Пока он бегал, весть о медведе облетела пароход. Вся команда выскочила на палубу.
Яшка залез на верхний мостик и улегся на живот. От усердия он старался не дышать.
Зверь стоял под бортом, удивительно спокойно разглядывая пароход. Ноздри медведя шевелились, он вынюхивал, чем бы поживиться. И черное вздрагивающее пятно медвежьего носа оказалось очень удобной целью. Яшка подвел под него мушку. Теперь сквозь прицел медведь словно обнюхивал дуло винтовки.
Раздался выстрел. Медведь равнодушно поднял голову, поглядел на Яшку и не тронулся с места. Мало того, еще покачал головой, будто укоряя мальчика.
— В голову целься, — откуда-то снизу раздался шопот Бориса Владимировича.
Яшка прицелился еще раз, задержал дыхание и снова нажал на спусковой крючок.
Грянул второй выстрел, но медведь и на этот раз остался невредимым.
— Шляпа! — рассердился старший помощник. — Из самоварной трубы тебе стрелять. Слезай вниз, отсюда ближе.
Яшка готов был спуститься на самый лед и убить медведя кулаком — так разъярился.
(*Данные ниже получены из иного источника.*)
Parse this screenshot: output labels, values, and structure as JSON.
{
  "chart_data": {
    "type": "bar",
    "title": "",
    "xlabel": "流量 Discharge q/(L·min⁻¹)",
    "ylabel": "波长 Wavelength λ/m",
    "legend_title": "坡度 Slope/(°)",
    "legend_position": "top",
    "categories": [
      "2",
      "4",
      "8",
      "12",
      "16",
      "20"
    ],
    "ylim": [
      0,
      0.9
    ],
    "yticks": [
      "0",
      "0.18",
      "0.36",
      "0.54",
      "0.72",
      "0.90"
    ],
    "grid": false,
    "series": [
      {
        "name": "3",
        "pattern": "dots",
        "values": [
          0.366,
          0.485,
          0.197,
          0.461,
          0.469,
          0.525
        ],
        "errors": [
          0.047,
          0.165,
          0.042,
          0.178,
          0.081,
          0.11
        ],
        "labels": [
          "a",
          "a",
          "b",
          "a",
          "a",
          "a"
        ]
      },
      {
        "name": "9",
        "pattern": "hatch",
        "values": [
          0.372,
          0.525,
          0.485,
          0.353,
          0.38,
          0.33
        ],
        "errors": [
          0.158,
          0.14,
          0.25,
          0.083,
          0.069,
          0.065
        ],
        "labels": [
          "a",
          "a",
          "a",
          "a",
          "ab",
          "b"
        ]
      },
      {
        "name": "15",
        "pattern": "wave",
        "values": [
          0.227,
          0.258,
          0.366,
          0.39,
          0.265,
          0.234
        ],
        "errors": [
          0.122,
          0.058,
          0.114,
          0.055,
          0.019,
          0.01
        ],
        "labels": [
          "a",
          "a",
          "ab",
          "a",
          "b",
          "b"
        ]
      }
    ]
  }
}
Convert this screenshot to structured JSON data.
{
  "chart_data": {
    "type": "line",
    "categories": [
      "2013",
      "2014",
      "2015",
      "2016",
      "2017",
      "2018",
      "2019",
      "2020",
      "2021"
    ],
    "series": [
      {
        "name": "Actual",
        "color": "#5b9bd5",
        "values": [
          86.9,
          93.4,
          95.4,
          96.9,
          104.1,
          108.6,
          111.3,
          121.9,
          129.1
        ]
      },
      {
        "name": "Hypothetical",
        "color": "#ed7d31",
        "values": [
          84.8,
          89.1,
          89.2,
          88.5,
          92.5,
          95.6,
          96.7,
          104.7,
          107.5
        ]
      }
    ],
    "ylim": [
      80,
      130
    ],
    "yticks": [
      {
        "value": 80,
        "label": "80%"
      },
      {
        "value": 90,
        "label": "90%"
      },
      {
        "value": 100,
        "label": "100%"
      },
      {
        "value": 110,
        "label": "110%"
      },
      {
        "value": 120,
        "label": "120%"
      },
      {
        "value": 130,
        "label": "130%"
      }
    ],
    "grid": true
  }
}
Но как спустишься вниз? Медведь обязательно заметит его, испугается и убежит. От волнения у Яшки зуб не попадал на зуб. И тут явилась отличная мысль: спуститься не по трапу, на виду у медведя, а прямо по стенке рубки.
Не медля Яшка протиснулся под поручни. В чем-то запутался. Он с силой дернул ногой, и вдруг что-то страшное загудело над пароходом.
Это был пароходный гудок. Яшка зацепил ногой за канатик.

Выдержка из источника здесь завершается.